Jimmy found the website where Dr. Wu’s lab posted its job vacancies, and sent the link to Roet immediately. Roet’s specialists were already working on Xue Lin’s job application.

Roet had said to them: “It’s a rush job, but Dr. Wu will be able to detect bullshit if you just make it up, so check your sources, make it as real as you can but do your best to avoid Wu’s likely old acquaintances. Write Xue Lin a brief to prepare her for the interview. Make it as thorough as you can, and… well… if worst come to worst she’ll just have to blow him.”

The young team of Chinese-American specialists looked at Roet with a mixture of condescension and disgust.

“Get to work!” he yelled at them and they all turned back to their screens and started typing.

Roet paused in the doorway on his way out:

“Oh, by the way, she has to be from Beijing. That’s her accent.”

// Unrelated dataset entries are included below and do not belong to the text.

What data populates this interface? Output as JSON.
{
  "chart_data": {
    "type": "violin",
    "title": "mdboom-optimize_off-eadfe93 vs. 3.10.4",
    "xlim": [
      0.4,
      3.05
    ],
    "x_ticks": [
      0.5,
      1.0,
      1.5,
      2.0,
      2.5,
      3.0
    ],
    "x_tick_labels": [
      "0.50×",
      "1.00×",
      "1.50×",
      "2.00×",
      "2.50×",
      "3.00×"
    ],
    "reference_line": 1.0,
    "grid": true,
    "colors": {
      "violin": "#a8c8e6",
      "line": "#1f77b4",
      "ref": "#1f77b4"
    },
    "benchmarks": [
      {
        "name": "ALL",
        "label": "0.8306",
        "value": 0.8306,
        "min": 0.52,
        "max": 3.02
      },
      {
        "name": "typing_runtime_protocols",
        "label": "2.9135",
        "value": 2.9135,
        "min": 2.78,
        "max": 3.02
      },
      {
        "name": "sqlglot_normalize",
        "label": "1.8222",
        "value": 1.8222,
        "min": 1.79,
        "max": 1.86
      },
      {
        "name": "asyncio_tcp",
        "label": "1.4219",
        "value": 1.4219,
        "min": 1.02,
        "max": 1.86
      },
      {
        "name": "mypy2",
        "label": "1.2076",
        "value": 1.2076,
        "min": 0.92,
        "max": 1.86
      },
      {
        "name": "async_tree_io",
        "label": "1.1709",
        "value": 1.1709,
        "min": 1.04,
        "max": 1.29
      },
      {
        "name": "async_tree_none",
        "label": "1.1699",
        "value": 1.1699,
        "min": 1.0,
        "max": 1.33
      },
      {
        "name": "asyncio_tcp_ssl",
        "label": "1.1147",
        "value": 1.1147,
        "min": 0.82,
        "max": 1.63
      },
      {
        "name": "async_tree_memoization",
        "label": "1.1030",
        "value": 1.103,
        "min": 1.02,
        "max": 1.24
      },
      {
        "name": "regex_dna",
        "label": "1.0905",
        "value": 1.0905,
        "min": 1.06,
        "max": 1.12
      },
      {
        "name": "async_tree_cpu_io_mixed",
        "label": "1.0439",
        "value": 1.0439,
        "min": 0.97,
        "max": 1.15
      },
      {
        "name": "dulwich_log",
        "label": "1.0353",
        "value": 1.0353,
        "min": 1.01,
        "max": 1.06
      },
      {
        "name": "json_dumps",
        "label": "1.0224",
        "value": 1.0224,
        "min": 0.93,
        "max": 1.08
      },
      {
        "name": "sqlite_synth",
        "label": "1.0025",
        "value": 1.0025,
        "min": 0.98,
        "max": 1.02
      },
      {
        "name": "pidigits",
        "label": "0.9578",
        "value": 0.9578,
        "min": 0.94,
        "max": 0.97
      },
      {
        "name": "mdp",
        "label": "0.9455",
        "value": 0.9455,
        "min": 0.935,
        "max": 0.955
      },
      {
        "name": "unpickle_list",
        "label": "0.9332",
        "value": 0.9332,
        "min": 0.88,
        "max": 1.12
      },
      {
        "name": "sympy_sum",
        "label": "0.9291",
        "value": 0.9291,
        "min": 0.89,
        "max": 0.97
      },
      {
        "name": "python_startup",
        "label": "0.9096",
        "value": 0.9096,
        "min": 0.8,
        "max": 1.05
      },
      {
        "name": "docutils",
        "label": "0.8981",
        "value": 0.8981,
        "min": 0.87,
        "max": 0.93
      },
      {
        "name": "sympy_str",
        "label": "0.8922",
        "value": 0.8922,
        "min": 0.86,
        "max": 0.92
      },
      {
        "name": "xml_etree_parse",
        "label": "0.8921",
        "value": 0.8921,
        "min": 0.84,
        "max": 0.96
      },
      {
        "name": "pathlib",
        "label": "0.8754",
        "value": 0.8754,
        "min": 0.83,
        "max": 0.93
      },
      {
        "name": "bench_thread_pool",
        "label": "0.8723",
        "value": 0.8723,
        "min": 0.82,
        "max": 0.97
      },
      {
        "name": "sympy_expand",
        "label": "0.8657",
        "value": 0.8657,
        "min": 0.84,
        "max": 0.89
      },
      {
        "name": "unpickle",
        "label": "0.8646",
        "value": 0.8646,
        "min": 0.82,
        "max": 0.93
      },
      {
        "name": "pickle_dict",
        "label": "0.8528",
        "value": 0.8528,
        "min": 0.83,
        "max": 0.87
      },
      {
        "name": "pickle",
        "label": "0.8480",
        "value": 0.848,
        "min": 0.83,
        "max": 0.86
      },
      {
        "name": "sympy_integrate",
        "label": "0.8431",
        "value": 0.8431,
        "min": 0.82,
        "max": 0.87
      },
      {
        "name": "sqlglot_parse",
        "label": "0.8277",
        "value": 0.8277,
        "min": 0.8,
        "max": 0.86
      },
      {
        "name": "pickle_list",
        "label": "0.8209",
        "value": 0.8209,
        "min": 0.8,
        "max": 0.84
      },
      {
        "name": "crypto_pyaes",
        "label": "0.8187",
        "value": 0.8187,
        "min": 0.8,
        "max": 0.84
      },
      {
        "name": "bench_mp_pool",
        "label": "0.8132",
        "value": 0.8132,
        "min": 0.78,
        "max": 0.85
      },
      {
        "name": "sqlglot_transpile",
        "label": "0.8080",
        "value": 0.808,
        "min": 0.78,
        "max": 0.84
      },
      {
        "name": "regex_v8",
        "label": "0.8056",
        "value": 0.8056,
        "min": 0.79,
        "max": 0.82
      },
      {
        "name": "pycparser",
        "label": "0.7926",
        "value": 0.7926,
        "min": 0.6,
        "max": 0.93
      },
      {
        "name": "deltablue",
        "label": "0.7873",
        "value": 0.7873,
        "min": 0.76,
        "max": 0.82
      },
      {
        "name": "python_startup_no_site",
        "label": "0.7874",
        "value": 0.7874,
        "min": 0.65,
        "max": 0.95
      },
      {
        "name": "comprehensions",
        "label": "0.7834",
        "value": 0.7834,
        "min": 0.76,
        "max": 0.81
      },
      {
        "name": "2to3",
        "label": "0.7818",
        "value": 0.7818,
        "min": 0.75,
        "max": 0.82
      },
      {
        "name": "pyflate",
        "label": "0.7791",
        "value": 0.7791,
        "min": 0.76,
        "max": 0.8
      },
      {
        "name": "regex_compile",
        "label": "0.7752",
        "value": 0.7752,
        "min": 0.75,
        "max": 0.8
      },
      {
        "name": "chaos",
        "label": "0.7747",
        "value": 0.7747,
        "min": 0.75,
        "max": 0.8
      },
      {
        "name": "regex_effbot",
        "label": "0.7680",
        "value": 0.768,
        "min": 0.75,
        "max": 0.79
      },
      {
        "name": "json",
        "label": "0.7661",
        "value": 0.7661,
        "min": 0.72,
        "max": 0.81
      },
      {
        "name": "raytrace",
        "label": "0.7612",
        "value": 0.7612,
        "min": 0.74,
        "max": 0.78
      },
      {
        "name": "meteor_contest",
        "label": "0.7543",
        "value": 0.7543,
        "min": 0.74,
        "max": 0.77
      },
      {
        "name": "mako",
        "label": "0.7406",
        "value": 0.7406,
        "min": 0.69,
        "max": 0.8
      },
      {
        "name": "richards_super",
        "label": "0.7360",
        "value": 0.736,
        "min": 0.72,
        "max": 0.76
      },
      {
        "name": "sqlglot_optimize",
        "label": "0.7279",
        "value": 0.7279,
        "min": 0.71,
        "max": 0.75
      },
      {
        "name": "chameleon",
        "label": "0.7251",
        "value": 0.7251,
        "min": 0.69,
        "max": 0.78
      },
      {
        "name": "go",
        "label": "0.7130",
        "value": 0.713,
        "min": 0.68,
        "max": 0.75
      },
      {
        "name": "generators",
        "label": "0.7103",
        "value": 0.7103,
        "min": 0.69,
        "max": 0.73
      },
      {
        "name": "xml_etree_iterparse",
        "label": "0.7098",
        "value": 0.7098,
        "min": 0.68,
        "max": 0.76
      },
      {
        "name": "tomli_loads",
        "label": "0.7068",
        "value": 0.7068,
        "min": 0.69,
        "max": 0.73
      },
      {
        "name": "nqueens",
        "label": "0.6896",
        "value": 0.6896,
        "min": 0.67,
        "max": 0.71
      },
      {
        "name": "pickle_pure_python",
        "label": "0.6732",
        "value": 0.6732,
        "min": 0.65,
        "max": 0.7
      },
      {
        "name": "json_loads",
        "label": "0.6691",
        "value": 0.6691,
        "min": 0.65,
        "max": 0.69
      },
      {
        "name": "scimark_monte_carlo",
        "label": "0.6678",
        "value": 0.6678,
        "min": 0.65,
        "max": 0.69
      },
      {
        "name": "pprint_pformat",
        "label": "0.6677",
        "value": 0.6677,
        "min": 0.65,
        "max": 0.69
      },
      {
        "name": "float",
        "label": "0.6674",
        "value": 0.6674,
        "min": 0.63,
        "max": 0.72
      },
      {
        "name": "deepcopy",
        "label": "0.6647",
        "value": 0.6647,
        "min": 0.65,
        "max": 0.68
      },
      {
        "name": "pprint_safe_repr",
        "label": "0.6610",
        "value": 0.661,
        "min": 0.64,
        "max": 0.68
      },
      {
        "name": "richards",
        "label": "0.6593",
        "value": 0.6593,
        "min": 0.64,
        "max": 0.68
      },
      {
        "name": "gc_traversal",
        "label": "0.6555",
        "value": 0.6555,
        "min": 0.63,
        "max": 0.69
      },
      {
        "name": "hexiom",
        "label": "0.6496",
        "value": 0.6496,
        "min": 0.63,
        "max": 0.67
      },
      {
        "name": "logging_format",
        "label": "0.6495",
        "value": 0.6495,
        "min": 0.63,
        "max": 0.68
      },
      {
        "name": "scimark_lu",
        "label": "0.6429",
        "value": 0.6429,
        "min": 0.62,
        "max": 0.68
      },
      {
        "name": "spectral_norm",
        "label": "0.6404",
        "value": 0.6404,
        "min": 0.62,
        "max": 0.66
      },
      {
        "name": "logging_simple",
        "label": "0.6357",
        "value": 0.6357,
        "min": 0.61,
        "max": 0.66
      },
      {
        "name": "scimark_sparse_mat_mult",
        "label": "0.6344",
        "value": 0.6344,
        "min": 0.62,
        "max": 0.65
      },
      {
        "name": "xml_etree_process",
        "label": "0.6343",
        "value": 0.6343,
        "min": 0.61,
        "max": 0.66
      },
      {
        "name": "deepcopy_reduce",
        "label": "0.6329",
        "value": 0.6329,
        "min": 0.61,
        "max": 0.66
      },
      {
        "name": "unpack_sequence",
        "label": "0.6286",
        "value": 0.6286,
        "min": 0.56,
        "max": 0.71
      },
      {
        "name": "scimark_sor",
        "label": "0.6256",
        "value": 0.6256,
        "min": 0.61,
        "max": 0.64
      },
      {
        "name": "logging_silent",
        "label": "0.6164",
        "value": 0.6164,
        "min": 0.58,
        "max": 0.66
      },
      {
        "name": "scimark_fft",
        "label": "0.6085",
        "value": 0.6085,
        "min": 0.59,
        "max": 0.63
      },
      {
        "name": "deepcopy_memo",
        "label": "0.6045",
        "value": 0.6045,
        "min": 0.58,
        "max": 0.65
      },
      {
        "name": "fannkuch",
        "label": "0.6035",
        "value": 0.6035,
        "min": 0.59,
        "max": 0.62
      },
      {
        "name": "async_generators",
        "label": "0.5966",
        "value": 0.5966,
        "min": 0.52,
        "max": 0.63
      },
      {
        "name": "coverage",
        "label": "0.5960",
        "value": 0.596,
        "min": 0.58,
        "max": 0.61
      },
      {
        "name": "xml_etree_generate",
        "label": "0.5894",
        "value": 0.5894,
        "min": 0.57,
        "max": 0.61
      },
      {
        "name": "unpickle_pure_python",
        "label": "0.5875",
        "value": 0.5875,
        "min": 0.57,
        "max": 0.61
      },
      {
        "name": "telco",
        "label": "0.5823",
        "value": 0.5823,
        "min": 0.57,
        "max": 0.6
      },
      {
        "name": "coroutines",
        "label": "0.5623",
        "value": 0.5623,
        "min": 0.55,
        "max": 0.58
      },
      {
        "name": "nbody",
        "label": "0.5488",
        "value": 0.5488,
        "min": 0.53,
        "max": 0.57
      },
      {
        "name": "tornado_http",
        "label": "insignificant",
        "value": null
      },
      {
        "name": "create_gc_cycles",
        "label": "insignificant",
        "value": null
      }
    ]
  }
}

He closed the door behind him.

“Maybe you can blow ME…” muttered one of the girls as she started typing a reference in formal Chinese on a Beijing laboratory’s letterhead.

*

The water was chilly and Xue Lin had a little adrenaline rush going after her exit from the trawler. The trawler seemed to disappear very quickly behind her. She was quite buoyant in the water as the old wetsuit was thick and her dry-bag worked well as a floatation device. She kicked steadily in the direction of the lights, making sure not to wear herself out. Being this far from shore in an unfamiliar sea, which on this moonless night seemed to be completely black, was quite disconcerting. She had no backup, no chance of rescue, and it could all end right here off the coast of China. She also assumed that there would be sharks, so she kicked gently so as not to create a commotion. Sharks liked to feed at night….

As she grew closer to shore the strange thought occurred to her that she was glad that she had never eaten shark fin soup, as she felt her karma was good and they wouldn’t eat her in return. “Another ridiculous thing that Asians eat…” she thought to herself.

“I wonder what Sam is doing now. Probably worried about me.” She smiled to herself as she began to kick more efficiently.

After a while she started to hear the waves breaking ahead. There was a dim line of white water and it appeared that there was quite a large swell coming in off the East China Sea, enough to cause a bit of surf near shore. She stopped a moment and kicked downward to lift her head vertically out of the water so she could get her bearings. Waves rolling in towards the beach, looked like they were just under two meters high judging from the back. “Quite big,” she said out loud.